I can remember visiting her many times in her homes in Marietta, Dawson and Redwood Falls, Minnesota.
She churned butter in a "barrel churn". She sat beside it and turned a crank and the barrel went round and round. Her cooking was from old New England recipes: baked beans, steamed brown bread and pumpkin pies. She always had a vegetable garden, Rhode Island chickens and lovely flower gardens. She was born on October 12, 1845 and died on September 13, 1935 at the age of 90.
Grandpa Baker joined a Wisconsin Cavalry Regiment in 1863. His brother, Horatio, had joined in 1861 and was Captain of the Regiment. He served for five years and had been taken prisoner. He became very sick and was set free because they thought he would die anyway. He crawled on his hands and knees to the Union Camp and made it to safety, and later regained his health. After the Civil War ended, he was given a job in the Mint in San Franscisco, California. He died in Oregon.
Grandpa became ill during his service in the Civil War and was in a hospital near enough to hear the tramp of soldiers as they marched through on their way to Georgia. In 1911, Grandpa went to Tennessee one summer. He had always wanted to go back and when my father bought some property in Tennessee, he took the opportunity to go back and see the land father had purchased. He had a heart attack while he was back there and died in Tennessee.

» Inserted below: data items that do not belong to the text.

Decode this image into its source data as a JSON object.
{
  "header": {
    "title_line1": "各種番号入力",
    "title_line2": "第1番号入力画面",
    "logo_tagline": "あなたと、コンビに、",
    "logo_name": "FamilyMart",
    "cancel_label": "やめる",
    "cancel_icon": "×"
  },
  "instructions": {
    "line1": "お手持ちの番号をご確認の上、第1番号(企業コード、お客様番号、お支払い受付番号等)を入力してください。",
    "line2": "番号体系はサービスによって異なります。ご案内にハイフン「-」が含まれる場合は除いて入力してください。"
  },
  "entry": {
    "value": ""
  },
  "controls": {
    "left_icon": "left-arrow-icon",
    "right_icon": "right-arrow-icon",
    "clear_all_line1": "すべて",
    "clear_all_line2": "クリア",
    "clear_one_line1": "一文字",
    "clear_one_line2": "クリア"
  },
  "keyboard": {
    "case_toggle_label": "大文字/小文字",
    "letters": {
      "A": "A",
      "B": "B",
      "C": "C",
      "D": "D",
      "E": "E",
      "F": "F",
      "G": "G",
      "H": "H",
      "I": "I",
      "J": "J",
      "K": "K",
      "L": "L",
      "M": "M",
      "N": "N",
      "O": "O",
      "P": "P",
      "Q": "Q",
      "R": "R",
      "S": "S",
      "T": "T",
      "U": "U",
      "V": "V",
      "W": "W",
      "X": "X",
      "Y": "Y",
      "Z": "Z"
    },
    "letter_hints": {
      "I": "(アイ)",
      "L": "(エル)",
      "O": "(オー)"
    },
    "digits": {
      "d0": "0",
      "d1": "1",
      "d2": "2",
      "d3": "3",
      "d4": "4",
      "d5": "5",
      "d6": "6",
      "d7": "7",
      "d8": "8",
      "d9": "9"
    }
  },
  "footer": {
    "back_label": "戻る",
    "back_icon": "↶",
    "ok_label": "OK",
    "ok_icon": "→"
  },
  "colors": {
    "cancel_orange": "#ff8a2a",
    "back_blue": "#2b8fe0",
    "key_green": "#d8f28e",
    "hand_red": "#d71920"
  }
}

YOUR GREAT, GREAT GRANDPARENTS (BROWNES)
My Grandpa Browne was of Holland Dutch descent and I have been told his family moved from the United States to Osnabruck Center in the province of Ontario in Canada. All I know of his family is that he had one brother, Will Browne, who lived at a place called Dickenson's Landing on the Saint Lawrence River, not far from my grandparents' home. I think the name Browne was probably spelled differently when it was a Dutch name.
Grandpa died when he was sixty-five. Grandma lived to be 89.
They had twelve children. They are listed on page two and the story of our visit to Grandma is on pages three to eight.
Addendum, September 18, 1977: I just put another picture in the envelope in the back of this book. It was taken in 1899 shortly after we returned from our visit to our Grandma Browne in Canada. She is your great, great grandma, Sarah Browne.
She was born in Scotland. Her mother was born in England and her father was a Scotch stone mason. Her parents were not too happy that she married a working man. They had five children: four girls, Sarah, Suzannah, Emily and Christine (Tina), and one boy, John. When we visited her in Canada, we also visited all of her surviving sisters, Suzannah (Browne) Green, Emily (Browne) Loucks and Tina (Browne) Sanderson. Tina lived with Emily. She had never married. Grandma Browne had twelve children but the other girls never had a child amongst them.[Note from wurm-hastings: There appears to be slight confusion in the above paragraph. The maiden names listed as (Browne) should be (Sanderson). The eldest Sanderson child, Sarah, married Jacob Elias Browne.]
You will notice how different our clothes were from the ones children wear now.
Mother bought the plaid material for my sister, Ella May's and my dresses in Cornwall, Canada, when we visited Aunt Emily there. She hired a dressmaker in Cornwall to make the dresses, just alike. In those days, little boys dressed in short pants and Lord Fauntelroy jackets and blouses, just as my little brothers were.